Sheriff Mike Williams asked for $4.4 million to add 80 officers in the coming year and another 20 in the future.
The City Council voted in Finance Committee to approve the 100 new Jacksonville sheriff's officers in the upcoming budget.
But community activists want the council to slam on the brakes. A group called the Jacksonville Community Action Committee gathered Monday afternoon outside City Hall, where it plans to return Tuesday.
About two dozen people, at times chanting slogans about needing justice and accountability, called for the Jacksonville City Council to vote against the budget proposal that would add new JSO officers.
Demonstrators said they want accountability to citizens first. The group also said more officers are more trouble, not better safety.
"There's no correlation that's been drawn. It's inconclusive if you look at all the studies. Just frankly, you can Google it. It's not hidden information. Every city that has look to that for the answer, it's been inconclusive. And, actually, in a few cities there's even rises in police crimes," said Christina Kittle with the Jacksonville Community Action Committee.
A woman whose son was killed in July in Jacksonville said she opposes more officers as well. Though officers did not kill Keegan Roberts, his mother said that she blames police for not arresting the killer.

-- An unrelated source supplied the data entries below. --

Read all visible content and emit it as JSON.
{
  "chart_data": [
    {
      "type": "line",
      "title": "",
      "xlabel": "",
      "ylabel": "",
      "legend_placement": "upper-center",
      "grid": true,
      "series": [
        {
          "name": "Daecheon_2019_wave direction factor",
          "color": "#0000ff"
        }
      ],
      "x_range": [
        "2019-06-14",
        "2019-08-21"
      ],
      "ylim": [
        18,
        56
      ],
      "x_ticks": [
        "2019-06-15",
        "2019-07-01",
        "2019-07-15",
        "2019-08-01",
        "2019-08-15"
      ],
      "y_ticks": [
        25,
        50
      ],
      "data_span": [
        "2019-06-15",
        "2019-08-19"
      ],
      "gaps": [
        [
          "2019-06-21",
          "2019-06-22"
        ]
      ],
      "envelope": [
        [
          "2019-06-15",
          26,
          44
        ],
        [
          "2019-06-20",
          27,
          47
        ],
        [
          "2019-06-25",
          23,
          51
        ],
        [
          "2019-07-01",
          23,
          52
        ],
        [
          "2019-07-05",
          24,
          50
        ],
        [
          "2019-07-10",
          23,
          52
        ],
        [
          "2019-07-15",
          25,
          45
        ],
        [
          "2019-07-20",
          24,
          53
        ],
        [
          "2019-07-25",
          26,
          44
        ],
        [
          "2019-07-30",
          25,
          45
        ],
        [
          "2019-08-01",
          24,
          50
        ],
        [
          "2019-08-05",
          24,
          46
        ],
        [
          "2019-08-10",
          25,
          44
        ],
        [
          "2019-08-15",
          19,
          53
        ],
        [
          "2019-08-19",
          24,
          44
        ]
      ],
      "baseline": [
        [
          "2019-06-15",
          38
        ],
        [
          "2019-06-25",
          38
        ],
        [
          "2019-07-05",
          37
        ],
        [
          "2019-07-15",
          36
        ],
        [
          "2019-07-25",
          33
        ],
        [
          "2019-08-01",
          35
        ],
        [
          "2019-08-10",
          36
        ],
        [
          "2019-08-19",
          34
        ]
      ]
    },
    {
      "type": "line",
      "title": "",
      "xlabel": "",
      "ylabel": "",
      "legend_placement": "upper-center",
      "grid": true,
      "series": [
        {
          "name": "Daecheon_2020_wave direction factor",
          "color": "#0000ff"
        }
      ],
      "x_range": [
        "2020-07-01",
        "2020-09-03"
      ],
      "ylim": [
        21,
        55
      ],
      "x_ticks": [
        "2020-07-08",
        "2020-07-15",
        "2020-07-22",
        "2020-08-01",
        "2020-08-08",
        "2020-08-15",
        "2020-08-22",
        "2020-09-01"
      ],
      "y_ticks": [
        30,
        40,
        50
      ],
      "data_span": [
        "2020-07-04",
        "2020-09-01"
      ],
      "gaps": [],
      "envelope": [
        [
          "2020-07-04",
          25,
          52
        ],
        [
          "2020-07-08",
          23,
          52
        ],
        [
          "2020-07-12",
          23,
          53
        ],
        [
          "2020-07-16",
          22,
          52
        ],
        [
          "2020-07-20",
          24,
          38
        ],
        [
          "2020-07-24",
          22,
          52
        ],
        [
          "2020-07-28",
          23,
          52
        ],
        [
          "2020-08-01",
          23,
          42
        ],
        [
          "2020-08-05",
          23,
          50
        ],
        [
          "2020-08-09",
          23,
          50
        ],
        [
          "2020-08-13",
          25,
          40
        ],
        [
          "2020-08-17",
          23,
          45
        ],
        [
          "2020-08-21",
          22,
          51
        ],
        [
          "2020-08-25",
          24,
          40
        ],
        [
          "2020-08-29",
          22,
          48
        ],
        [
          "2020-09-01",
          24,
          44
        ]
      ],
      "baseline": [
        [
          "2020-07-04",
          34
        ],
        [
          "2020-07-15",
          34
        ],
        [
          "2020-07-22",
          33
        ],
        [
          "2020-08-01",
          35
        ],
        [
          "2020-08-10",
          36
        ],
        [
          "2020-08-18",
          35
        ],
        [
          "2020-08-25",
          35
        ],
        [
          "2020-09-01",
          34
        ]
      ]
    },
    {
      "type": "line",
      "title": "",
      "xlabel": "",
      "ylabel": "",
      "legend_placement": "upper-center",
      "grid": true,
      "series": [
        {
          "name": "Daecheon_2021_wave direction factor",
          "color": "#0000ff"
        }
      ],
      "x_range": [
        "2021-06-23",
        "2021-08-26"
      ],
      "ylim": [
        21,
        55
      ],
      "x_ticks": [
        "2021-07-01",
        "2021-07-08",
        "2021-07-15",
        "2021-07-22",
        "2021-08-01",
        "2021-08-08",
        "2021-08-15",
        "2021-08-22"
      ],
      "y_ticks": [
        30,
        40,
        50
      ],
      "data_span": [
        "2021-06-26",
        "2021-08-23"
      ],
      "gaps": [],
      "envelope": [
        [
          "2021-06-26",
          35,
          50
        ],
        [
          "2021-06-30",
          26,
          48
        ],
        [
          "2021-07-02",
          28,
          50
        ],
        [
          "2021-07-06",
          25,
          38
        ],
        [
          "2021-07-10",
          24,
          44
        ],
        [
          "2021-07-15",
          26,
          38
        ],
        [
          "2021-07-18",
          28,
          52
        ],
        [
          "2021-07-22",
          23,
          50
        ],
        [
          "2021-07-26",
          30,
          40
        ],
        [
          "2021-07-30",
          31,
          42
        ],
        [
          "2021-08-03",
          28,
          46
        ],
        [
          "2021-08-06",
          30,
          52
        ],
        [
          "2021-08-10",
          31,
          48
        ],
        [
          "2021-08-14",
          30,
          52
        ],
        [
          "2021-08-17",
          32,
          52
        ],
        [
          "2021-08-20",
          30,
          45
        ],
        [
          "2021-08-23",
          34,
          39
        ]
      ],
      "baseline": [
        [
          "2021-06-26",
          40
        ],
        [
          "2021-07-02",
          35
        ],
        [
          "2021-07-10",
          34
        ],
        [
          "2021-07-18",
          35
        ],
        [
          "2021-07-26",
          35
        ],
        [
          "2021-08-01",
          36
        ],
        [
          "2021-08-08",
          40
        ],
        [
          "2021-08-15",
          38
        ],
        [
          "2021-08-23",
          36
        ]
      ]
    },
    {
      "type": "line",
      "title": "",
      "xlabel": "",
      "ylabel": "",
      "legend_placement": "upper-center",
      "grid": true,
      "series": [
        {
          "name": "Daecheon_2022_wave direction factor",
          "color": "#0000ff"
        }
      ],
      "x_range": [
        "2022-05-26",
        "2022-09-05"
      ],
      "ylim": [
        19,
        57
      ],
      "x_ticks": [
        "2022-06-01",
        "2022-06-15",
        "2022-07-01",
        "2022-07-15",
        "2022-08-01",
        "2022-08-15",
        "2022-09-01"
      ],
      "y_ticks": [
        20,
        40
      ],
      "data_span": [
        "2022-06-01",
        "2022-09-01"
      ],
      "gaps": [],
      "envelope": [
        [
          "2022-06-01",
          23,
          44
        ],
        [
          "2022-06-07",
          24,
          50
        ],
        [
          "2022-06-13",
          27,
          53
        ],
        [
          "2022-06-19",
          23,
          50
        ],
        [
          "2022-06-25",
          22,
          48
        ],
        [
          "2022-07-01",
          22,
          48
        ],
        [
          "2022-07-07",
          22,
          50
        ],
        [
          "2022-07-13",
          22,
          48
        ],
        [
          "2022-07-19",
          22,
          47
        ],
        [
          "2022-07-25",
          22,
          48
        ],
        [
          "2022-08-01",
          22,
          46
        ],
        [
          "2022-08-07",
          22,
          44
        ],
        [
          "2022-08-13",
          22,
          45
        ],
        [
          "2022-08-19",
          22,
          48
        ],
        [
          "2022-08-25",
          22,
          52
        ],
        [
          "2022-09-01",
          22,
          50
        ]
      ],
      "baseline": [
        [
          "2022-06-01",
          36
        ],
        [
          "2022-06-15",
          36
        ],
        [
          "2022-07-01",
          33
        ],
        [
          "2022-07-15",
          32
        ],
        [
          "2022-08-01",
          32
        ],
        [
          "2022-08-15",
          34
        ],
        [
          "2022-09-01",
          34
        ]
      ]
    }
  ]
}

Michael Sampson with the Jacksonville Community Action Committee called for better training. But he also said accountability to the people of Jacksonville is more important to him, which is why he wants a citizen-led review board with sweeping power.
"It is a citizen's review board with actual teeth. We should be able to hire and fire officers. They should have subpoena power to review evidence," Sampson said. "In the past, the mayor and other council persons have talked about a review board that has no teeth, that has no ability to actually hire and fire. And that's where it needs to be at. The people of Jacksonville need to have the power to have oversight over the department that their taxable dollars pay money into."
The sheriff has heard the concerns before. When Williams asked the City Council for the additional officers on Aug. 25, News4Jax asked about the calls for more training.
"We're looking at many different types of training: diversity training, implicit bias training. All the things you hear nationally, those are trends, and we pay attention to that," Williams said. "It could be a budget issue. So we're working through all those details," Williams said.
Williams pointed to continuing rapid growth in northeast Florida as his primary reason for the request.
But the group outside City Hall said it wants more power in discipline and decisions, not more officers.
The City Council will vote on the budget at the end of September.